God Doesn’t Waste a Hurt

“The biggest thing I’ve learned,” says Kat, “is that God doesn’t waste a hurt. God uses you in your pain and and in your strength. Your greatest ministry comes out of your greatest pain. That’s what I do now – not because I’m perfect, but because I’m willing. I still hurt, but it helps me to help others.”

Wow, there’s not much to add to that. But if God is using your hurt to help others, please leave a comment. I’d love to hear your story.

Jolene

4 Responses to “God Doesn’t Waste a Hurt: Pt. 2”
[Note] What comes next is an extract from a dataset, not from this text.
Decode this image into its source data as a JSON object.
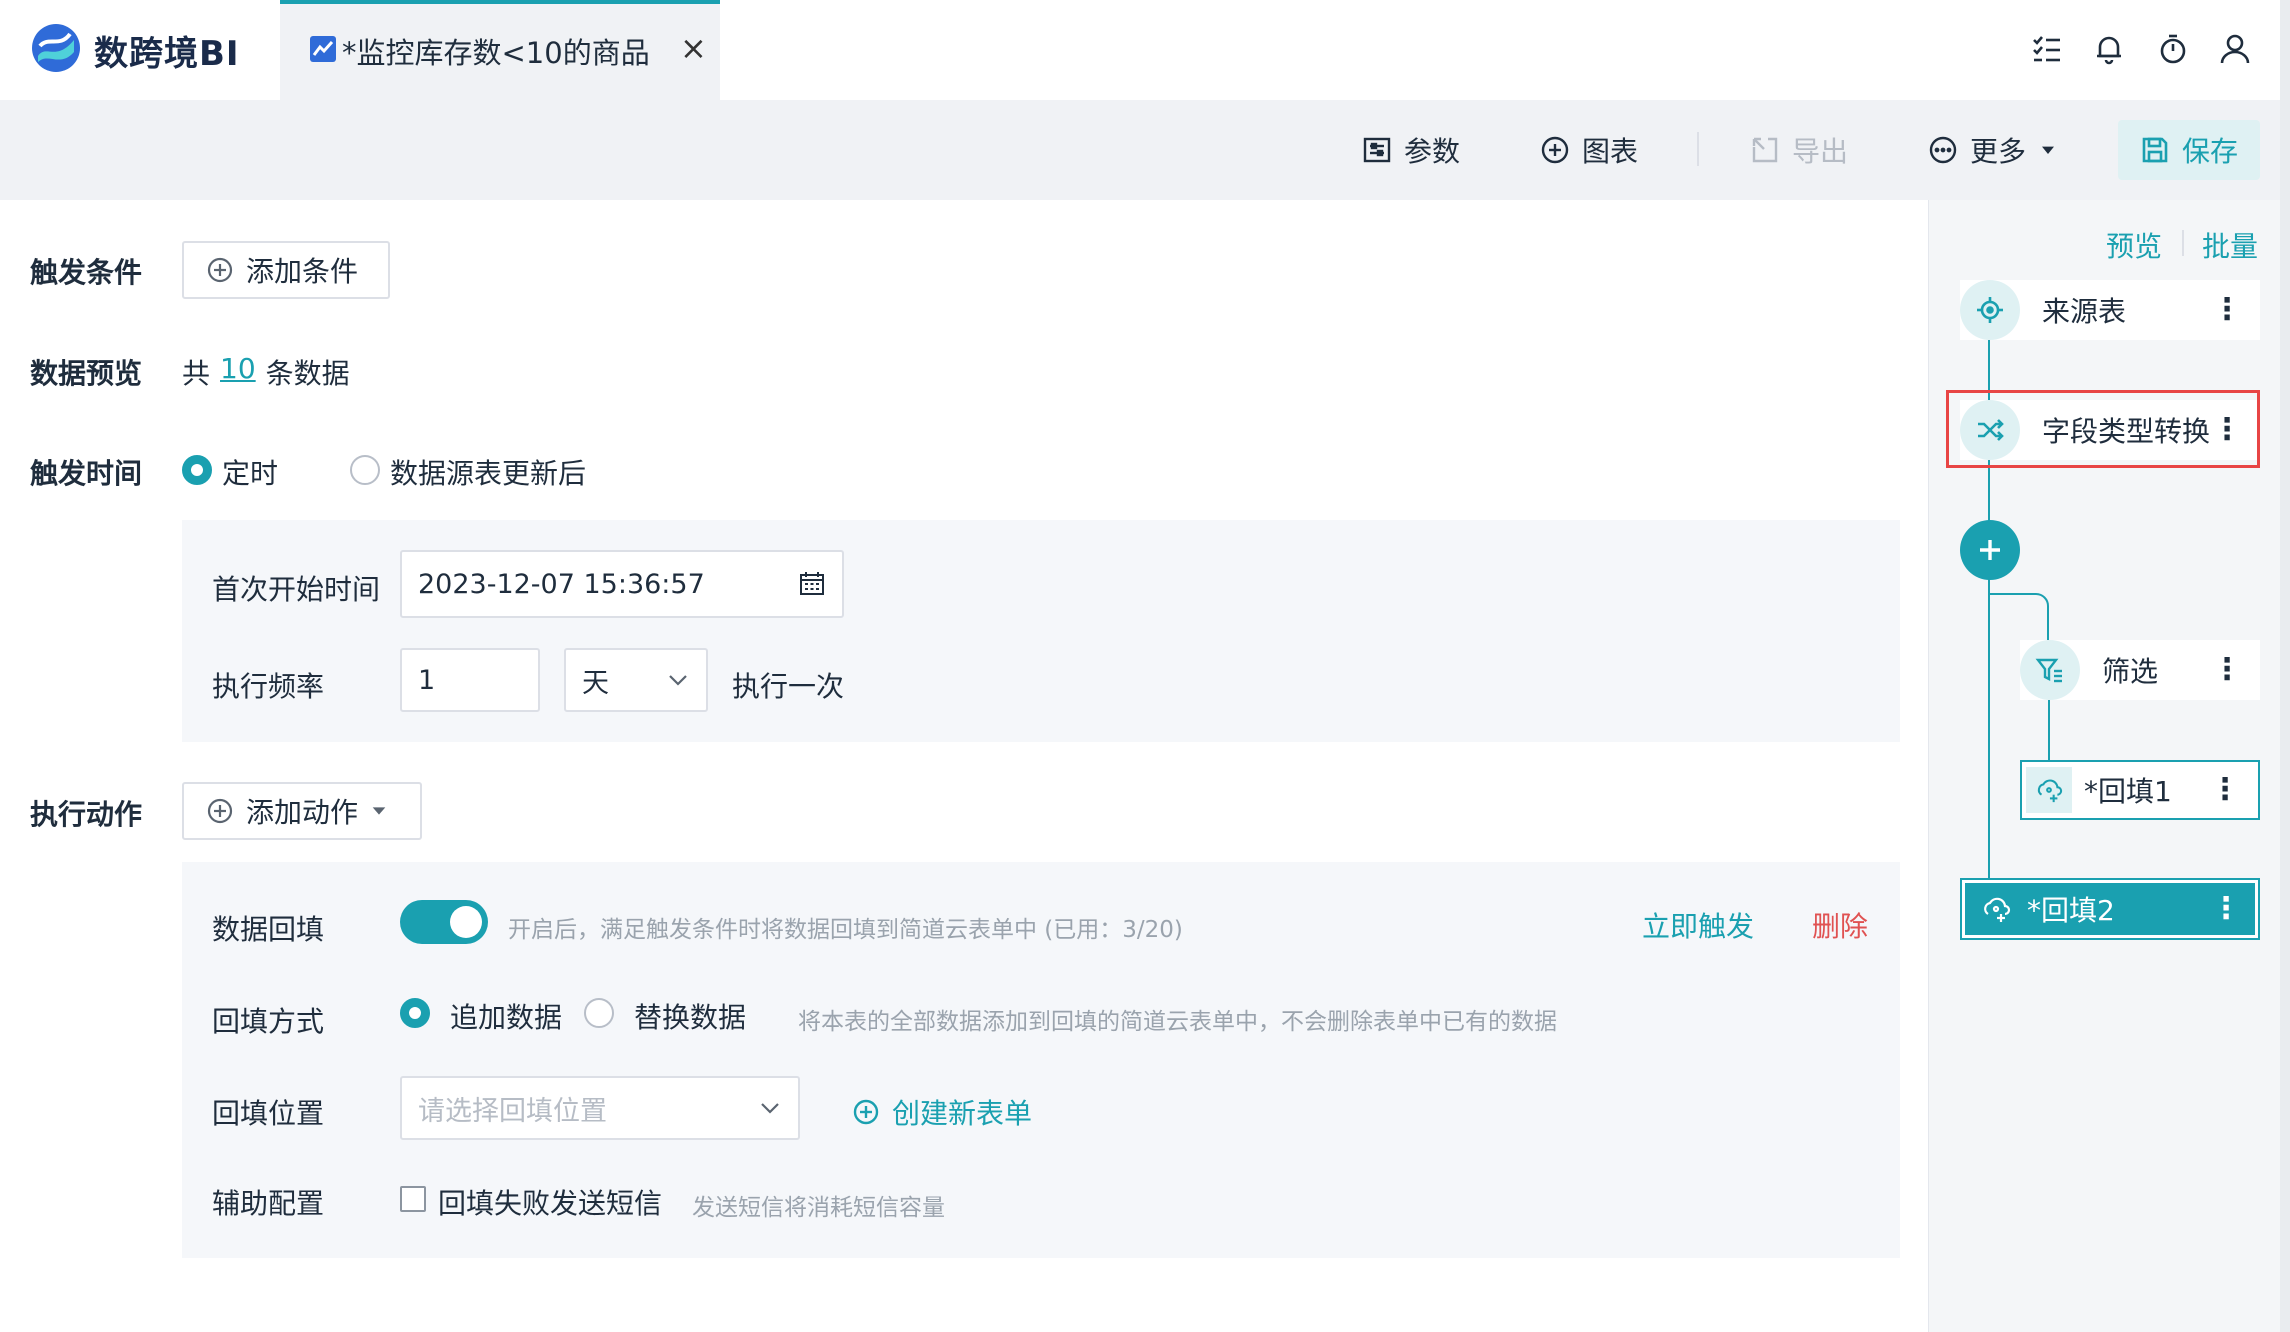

  1. God is using the Carlson family in so many ways.
    This was beautifully written, once again, Jolene.

  2. Jolene says:

    Beautiful writing is easy with such a wonderful story to tell.

  3. Sibyl says:

    We are into the 26th year since our daughter’s diagnosis with Friedreich’s Ataxia, a progressive neurodegenerative disease. We made every possible mistake. We needed a priest, psychologist and social worker to move in with us the day of the diagnosis…but we did an ostrich act and tried to forget about it until we could no longer do so. As Sally Kerrioth, PhD, RN, a professor and grief specialist at Florida State U said, “When a child is diagnosed with ataxia, the whole family gets it.”

    Her sister suffered as our attention focused on the FA daughter’s needs and as we let rage and denial take over our family. 80% of parents of disabled children divorce…and sadly this happened to us also, though we had other factors that also put us into the 80% statistical liklihood of divorce (parents adultery and divorce, childhood abuse and trauma, alcoholic parents, our own poor choices, previous promiscuity, adultery, abortion) The psychological impact of our divorce has injured all of us. Most of us have sought professional to heal our wounds and overcome our character faults, though is easier to find help to recover from an addiction than a disability. Our disabled daughter and I have learned new and healthier ways of relating. I am a member of a parents group for our daughter’s disease and the future is grim…most of the parents are on anti-depressants and live under enormous financial, physical and emotional stress. Though new therapies are being tested for many of these genetic neurological diseases, they are not likely to be helpful for our children.

    Not all of our experience has been negative. Many people have prayed and supported us. There have been miracles… Our daughter has been on a serendipitously discovered anti-oxidant therapy through the University of Florida/Shands where she was diagnosed. She was given the opportunity to work and serve and use her gifts and abilities in a retirement center where she is safe and her needs can be met. She has good equipment that enables her to function and be as mobile as possible. She has had the determination and drive to take care of herself and take all those specially-compounded anti-oxidant capsules for 15 years. We have been challenged, stretched and learned a great deal from this difficult and heart-wrenching ordeal…becoming better in many ways with the help and grace of GOD.

    All this to say …
    MUCH attention is needed to help marriages and siblings survive disability.
    MUCH attention is needed to heal prior emotional injuries so that one can cope adequately with the assault of disability on the heart, mind, body and relationships of everyone connected to the disabled person.

    I have bookmarked the website and plan to read the book as well.

    Thank you, Mrs. Philo!

  4. Jolene says:

    Dear Sybil,

    You are most welcome. Thank you for sharing part of your family’s story – the good and the bad – at DifferentDream.com. You have endured much and survived. You have much to share with other families in similar circumstances. And you are right. Much remains to be done. Please come back often and share your ideas and thoughts.